Tüm derbi ezberleri dışında, tribünden sahaya kadar sertlik içinde, ilk dokuz dakikaya bir gol, bir kaçan penaltı, iki pozisyon sığacak süratte, kartlar havada uçuşan, hedefe kilitlenmiş gözü kara kamikazelerin maçıydı derbi.
Oyunsuz, kalitesiz, ama dehşetli bir mücadele… Çünkü, kısıtlı malzemeyle zorlu koşullara “direnç” göstererek yaşamını sürdürmeye çalışan ekran fenomenlerinin belgeselleri gibiydi her iki teknik adam açısından…
Beşiktaş ve Fenerbahçe takımına gelince… İki büyük marka yarıştaydı ama arka lastikler patlaktı, tek çare motoru zorlamaktı.
Eksikler de öyle az buz değildi. Her biri deve dişi gibi adamlardı… Beşiktaş’ın Montera, Vida, Rossier’i, Fenerbahçe’nin Arda, Serdar, Crespo ve Kim’i sahada olmayınca maç tam anlamıyla bir bilinmeze sürüklenmişti.
Zaten oynaması zor 3’lü defans formatındaki eksikler ve Beşiktaş’ın geride boşluk bırakma alışkanlığı ile Valerien Ismael’in işi bir tık daha zordu. Bir yandan Rossi’yi durdurmak, Zajc’ı kilitlemek, öte taraftan Batshuayi-Larin baskısıyla rakibin zayıflamış defansını hataya zorlamak ve bu arada güçlü Fenerbahçe orta sahasına üstün gelmek kolay değildi.
Kestirmeden gitti Beşiktaş. Tora… Tora… Tora…
Topu kap, direkt git pozisyon yarat.
İsmail Kartal ise oyunu enine boyuna genişleterek çok bilinmeyenli denklemi pratik bir yoldan çözmeye çalıştı ama sadece mücadele ile kazanılan topu rakip kaleye taşımaya dayanan sahadaki gerçeğe teslim olmak zorunda kaldı. Altay’ın uzun topları, her maçta sağ kanadı kullanan Fenerbahçe’nin bu kez sol kanattan medet umması, hep bu sebeptendi.
Novak resmen rol çaldı derbiden. Tek devrede bir gol attı iki penaltı yaptı. Berabere biten devreden sonra ikinci yarı aynı kadrolarla bıraktığı yerden başladı her iki takım da…. Henüz dakika dolmadan Altay’ın engel olduğu Larin’in bir muhtemel golü vardı. Beş dakika sonrası Larin’in direkten dönen kafası…
Çünkü Fenerbahçe’nin yoktan var edilmiş defansı tam Larin’e göreydi.
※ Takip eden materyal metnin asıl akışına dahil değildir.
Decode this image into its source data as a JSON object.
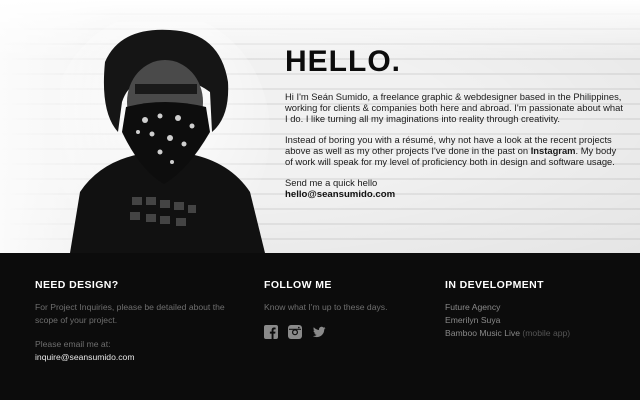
{
  "hero": {
    "title": "HELLO.",
    "para1": "Hi I'm Seán Sumido, a freelance graphic & webdesigner based in the Philippines, working for clients & companies both here and abroad. I'm passionate about what I do. I like turning all my imaginations into reality through creativity.",
    "para2_start": "Instead of boring you with a résumé, why not have a look at the recent projects above as well as my other projects I've done in the past on ",
    "para2_link": "Instagram",
    "para2_end": ". My body of work will speak for my level of proficiency both in design and software usage.",
    "cta": "Send me a quick hello",
    "email": "hello@seansumido.com"
  },
  "footer": {
    "need_design": {
      "heading": "NEED DESIGN?",
      "text": "For Project Inquiries, please be detailed about the scope of your project.",
      "email_label": "Please email me at:",
      "email": "inquire@seansumido.com"
    },
    "follow": {
      "heading": "FOLLOW ME",
      "text": "Know what I'm up to these days.",
      "icons": [
        "facebook-icon",
        "instagram-icon",
        "twitter-icon"
      ]
    },
    "development": {
      "heading": "IN DEVELOPMENT",
      "items": [
        {
          "label": "Future Agency",
          "tag": ""
        },
        {
          "label": "Emerilyn Suya",
          "tag": ""
        },
        {
          "label": "Bamboo Music Live",
          "tag": "(mobile app)"
        }
      ]
    }
  },
  "colors": {
    "footer_bg": "#0c0c0c",
    "muted_text": "#6f6f6f",
    "icon": "#8a8a8a"
  }
}
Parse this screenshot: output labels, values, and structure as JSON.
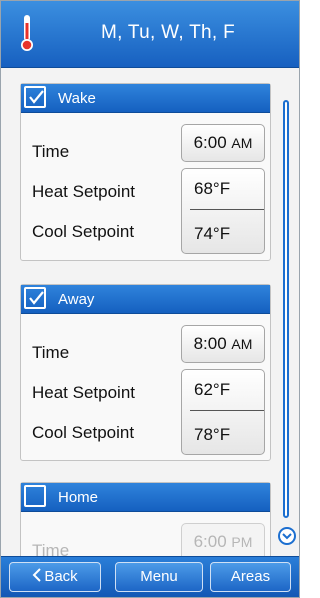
{
  "header": {
    "title": "M, Tu, W, Th, F",
    "icon": "thermometer-icon"
  },
  "periods": [
    {
      "name": "Wake",
      "checked": true,
      "time_label": "Time",
      "time_value": "6:00",
      "time_ampm": "AM",
      "heat_label": "Heat Setpoint",
      "heat_value": "68°F",
      "cool_label": "Cool Setpoint",
      "cool_value": "74°F"
    },
    {
      "name": "Away",
      "checked": true,
      "time_label": "Time",
      "time_value": "8:00",
      "time_ampm": "AM",
      "heat_label": "Heat Setpoint",
      "heat_value": "62°F",
      "cool_label": "Cool Setpoint",
      "cool_value": "78°F"
    },
    {
      "name": "Home",
      "checked": false,
      "time_label": "Time",
      "time_value": "6:00",
      "time_ampm": "PM"
    }
  ],
  "nav": {
    "back_label": "Back",
    "back_icon": "chevron-left-icon",
    "menu_label": "Menu",
    "areas_label": "Areas"
  },
  "colors": {
    "accent": "#1c6fd0",
    "header_top": "#3b8fe0",
    "header_bottom": "#1760c0",
    "thermometer_red": "#e8322a",
    "disabled_text": "#b6b6b6"
  }
}
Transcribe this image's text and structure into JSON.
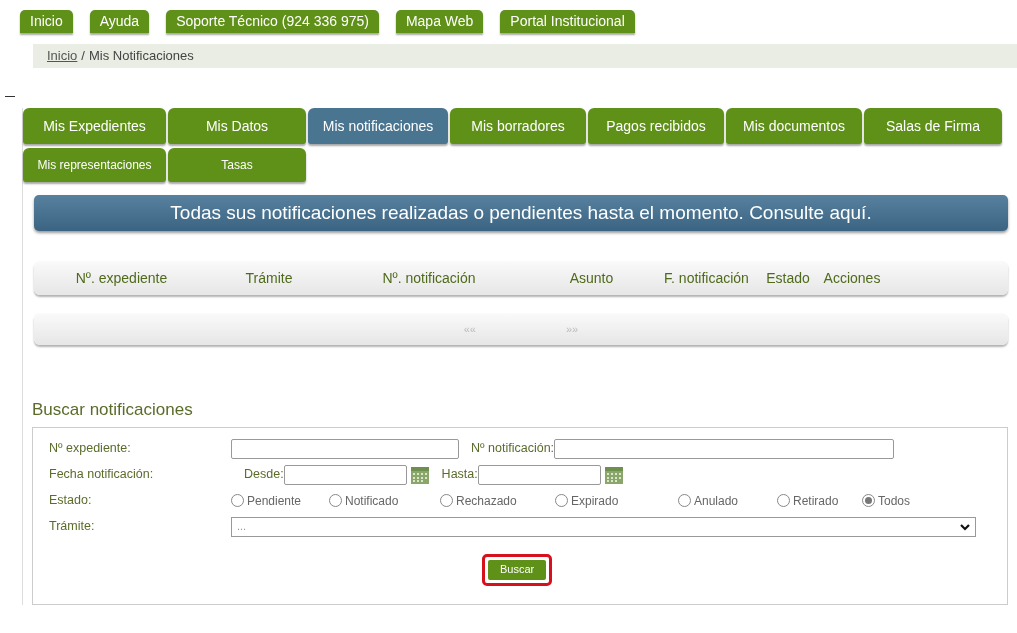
{
  "top_nav": [
    {
      "label": "Inicio"
    },
    {
      "label": "Ayuda"
    },
    {
      "label": "Soporte Técnico (924 336 975)"
    },
    {
      "label": "Mapa Web"
    },
    {
      "label": "Portal Institucional"
    }
  ],
  "breadcrumb": {
    "items": [
      {
        "label": "Inicio",
        "kind": "link"
      },
      {
        "label": "Mis Notificaciones",
        "kind": "current"
      }
    ],
    "separator": "/"
  },
  "tab_rows": [
    {
      "tabs": [
        {
          "label": "Mis Expedientes",
          "selected": false
        },
        {
          "label": "Mis Datos",
          "selected": false
        },
        {
          "label": "Mis notificaciones",
          "selected": true
        },
        {
          "label": "Mis borradores",
          "selected": false
        },
        {
          "label": "Pagos recibidos",
          "selected": false
        },
        {
          "label": "Mis documentos",
          "selected": false
        },
        {
          "label": "Salas de Firma",
          "selected": false
        }
      ]
    },
    {
      "tabs": [
        {
          "label": "Mis representaciones",
          "selected": false
        },
        {
          "label": "Tasas",
          "selected": false
        }
      ]
    }
  ],
  "banner": "Todas sus notificaciones realizadas o pendientes hasta el momento. Consulte aquí.",
  "table": {
    "columns": [
      "Nº. expediente",
      "Trámite",
      "Nº. notificación",
      "Asunto",
      "F. notificación",
      "Estado",
      "Acciones"
    ]
  },
  "pager": {
    "prev": "««",
    "next": "»»"
  },
  "search": {
    "title": "Buscar notificaciones",
    "expediente_label": "Nº expediente:",
    "notificacion_label": "Nº notificación:",
    "fecha_label": "Fecha notificación:",
    "desde_label": "Desde:",
    "hasta_label": "Hasta:",
    "estado_label": "Estado:",
    "estado_options": [
      {
        "label": "Pendiente",
        "selected": false
      },
      {
        "label": "Notificado",
        "selected": false
      },
      {
        "label": "Rechazado",
        "selected": false
      },
      {
        "label": "Expirado",
        "selected": false
      },
      {
        "label": "Anulado",
        "selected": false
      },
      {
        "label": "Retirado",
        "selected": false
      },
      {
        "label": "Todos",
        "selected": true
      }
    ],
    "tramite_label": "Trámite:",
    "tramite_value": "...",
    "button": {
      "label": "Buscar",
      "highlighted": true
    }
  }
}
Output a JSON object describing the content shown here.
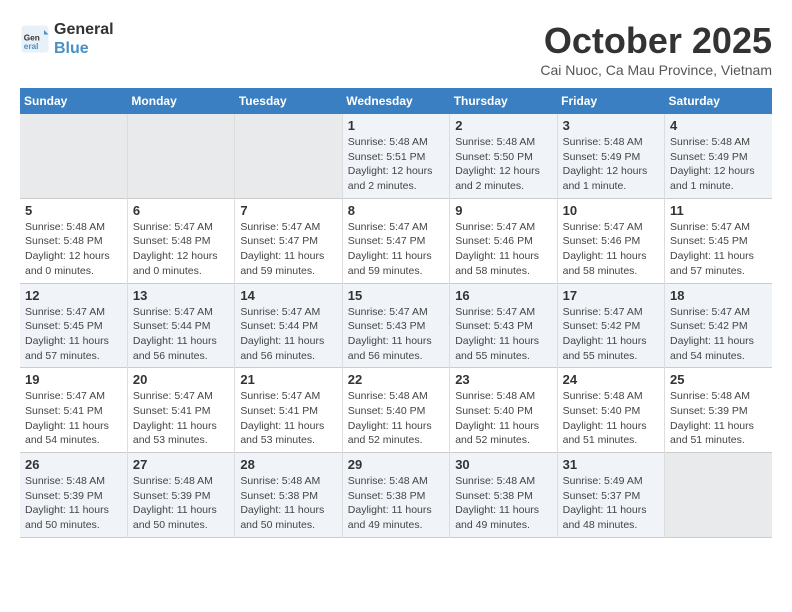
{
  "logo": {
    "line1": "General",
    "line2": "Blue"
  },
  "title": "October 2025",
  "location": "Cai Nuoc, Ca Mau Province, Vietnam",
  "days_of_week": [
    "Sunday",
    "Monday",
    "Tuesday",
    "Wednesday",
    "Thursday",
    "Friday",
    "Saturday"
  ],
  "weeks": [
    {
      "days": [
        {
          "number": "",
          "empty": true
        },
        {
          "number": "",
          "empty": true
        },
        {
          "number": "",
          "empty": true
        },
        {
          "number": "1",
          "sunrise": "5:48 AM",
          "sunset": "5:51 PM",
          "daylight": "12 hours and 2 minutes."
        },
        {
          "number": "2",
          "sunrise": "5:48 AM",
          "sunset": "5:50 PM",
          "daylight": "12 hours and 2 minutes."
        },
        {
          "number": "3",
          "sunrise": "5:48 AM",
          "sunset": "5:49 PM",
          "daylight": "12 hours and 1 minute."
        },
        {
          "number": "4",
          "sunrise": "5:48 AM",
          "sunset": "5:49 PM",
          "daylight": "12 hours and 1 minute."
        }
      ]
    },
    {
      "days": [
        {
          "number": "5",
          "sunrise": "5:48 AM",
          "sunset": "5:48 PM",
          "daylight": "12 hours and 0 minutes."
        },
        {
          "number": "6",
          "sunrise": "5:47 AM",
          "sunset": "5:48 PM",
          "daylight": "12 hours and 0 minutes."
        },
        {
          "number": "7",
          "sunrise": "5:47 AM",
          "sunset": "5:47 PM",
          "daylight": "11 hours and 59 minutes."
        },
        {
          "number": "8",
          "sunrise": "5:47 AM",
          "sunset": "5:47 PM",
          "daylight": "11 hours and 59 minutes."
        },
        {
          "number": "9",
          "sunrise": "5:47 AM",
          "sunset": "5:46 PM",
          "daylight": "11 hours and 58 minutes."
        },
        {
          "number": "10",
          "sunrise": "5:47 AM",
          "sunset": "5:46 PM",
          "daylight": "11 hours and 58 minutes."
        },
        {
          "number": "11",
          "sunrise": "5:47 AM",
          "sunset": "5:45 PM",
          "daylight": "11 hours and 57 minutes."
        }
      ]
    },
    {
      "days": [
        {
          "number": "12",
          "sunrise": "5:47 AM",
          "sunset": "5:45 PM",
          "daylight": "11 hours and 57 minutes."
        },
        {
          "number": "13",
          "sunrise": "5:47 AM",
          "sunset": "5:44 PM",
          "daylight": "11 hours and 56 minutes."
        },
        {
          "number": "14",
          "sunrise": "5:47 AM",
          "sunset": "5:44 PM",
          "daylight": "11 hours and 56 minutes."
        },
        {
          "number": "15",
          "sunrise": "5:47 AM",
          "sunset": "5:43 PM",
          "daylight": "11 hours and 56 minutes."
        },
        {
          "number": "16",
          "sunrise": "5:47 AM",
          "sunset": "5:43 PM",
          "daylight": "11 hours and 55 minutes."
        },
        {
          "number": "17",
          "sunrise": "5:47 AM",
          "sunset": "5:42 PM",
          "daylight": "11 hours and 55 minutes."
        },
        {
          "number": "18",
          "sunrise": "5:47 AM",
          "sunset": "5:42 PM",
          "daylight": "11 hours and 54 minutes."
        }
      ]
    },
    {
      "days": [
        {
          "number": "19",
          "sunrise": "5:47 AM",
          "sunset": "5:41 PM",
          "daylight": "11 hours and 54 minutes."
        },
        {
          "number": "20",
          "sunrise": "5:47 AM",
          "sunset": "5:41 PM",
          "daylight": "11 hours and 53 minutes."
        },
        {
          "number": "21",
          "sunrise": "5:47 AM",
          "sunset": "5:41 PM",
          "daylight": "11 hours and 53 minutes."
        },
        {
          "number": "22",
          "sunrise": "5:48 AM",
          "sunset": "5:40 PM",
          "daylight": "11 hours and 52 minutes."
        },
        {
          "number": "23",
          "sunrise": "5:48 AM",
          "sunset": "5:40 PM",
          "daylight": "11 hours and 52 minutes."
        },
        {
          "number": "24",
          "sunrise": "5:48 AM",
          "sunset": "5:40 PM",
          "daylight": "11 hours and 51 minutes."
        },
        {
          "number": "25",
          "sunrise": "5:48 AM",
          "sunset": "5:39 PM",
          "daylight": "11 hours and 51 minutes."
        }
      ]
    },
    {
      "days": [
        {
          "number": "26",
          "sunrise": "5:48 AM",
          "sunset": "5:39 PM",
          "daylight": "11 hours and 50 minutes."
        },
        {
          "number": "27",
          "sunrise": "5:48 AM",
          "sunset": "5:39 PM",
          "daylight": "11 hours and 50 minutes."
        },
        {
          "number": "28",
          "sunrise": "5:48 AM",
          "sunset": "5:38 PM",
          "daylight": "11 hours and 50 minutes."
        },
        {
          "number": "29",
          "sunrise": "5:48 AM",
          "sunset": "5:38 PM",
          "daylight": "11 hours and 49 minutes."
        },
        {
          "number": "30",
          "sunrise": "5:48 AM",
          "sunset": "5:38 PM",
          "daylight": "11 hours and 49 minutes."
        },
        {
          "number": "31",
          "sunrise": "5:49 AM",
          "sunset": "5:37 PM",
          "daylight": "11 hours and 48 minutes."
        },
        {
          "number": "",
          "empty": true
        }
      ]
    }
  ],
  "labels": {
    "sunrise": "Sunrise:",
    "sunset": "Sunset:",
    "daylight": "Daylight:"
  }
}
Aynı baskıyı Fenerbahçe yapsa, Beşiktaş’ın da müsait bir savunması vardı ama basan, bastıran Beşiktaş’tı. İkinci yarının çok kritik on dakikasını atlatan ve Altay sayesinde baskılara teslim olmayan Fenerbahçe, Beşiktaş Batshuayi ile Nkoudou’yu değiştirip hücuma derinlik katmaya çalışsa da yeniden sahanın patronu oldu. Bunda Ghezzal’ın performansını yarıya düşüren Gustavo’nun büyük payı var.
Fenerbahçe, çılgın gibi saldıran rakip yoruldukça bildiği ezberlediği pas oyunu ile sonuç aldığı sağdan hücuma döndü. Tek aksayan İrfan Can’dı, o da yerini Osayi’ye bıraktı, maçın başından beri Beşiktaş savunması arasında kaybolan Serdar Dursun’un yerine giren Valencia ile birlikte.
Valerien Ismael’in hamlesi Güven, Necip ve Can’dı… Anlamı önde hız, arkada güvenlikti ve doğruydu. Sürati düşen Beşiktaş’ın Fenerbahçe’ye mahkum olacağını hissetmişti hoca. Ki, beş dakika sonra Altay’ın kurtardığı bir Can pozisyonu oldu. Lakin zaman ilerledikçe maçın tansiyonu ile birlikte temposu da düştü, ilk düdükle birlikte ateşlenen dinamitin fitili yavaş yavaş söndü, beraberlik hiç yoktan iyi geldi her iki takıma da.
Derbiden sonra yeni sezona ilişkin hiçbir şey değişmedi iki takımın yeni sezon planlarında. Ne Çebi Valerien Ismael’i kolayca yollayabilir, ne de Ali Koç İsmail Kartal’ı.
Beşiktaş eksiklerine rağmen oyun sisteminden ödün vermeden gerçek bir mücadele verdi, Fenerbahçe gergin deplasmandan puan almasını bildi. Böylesine eksikler varken daha ne yapsın hocalar?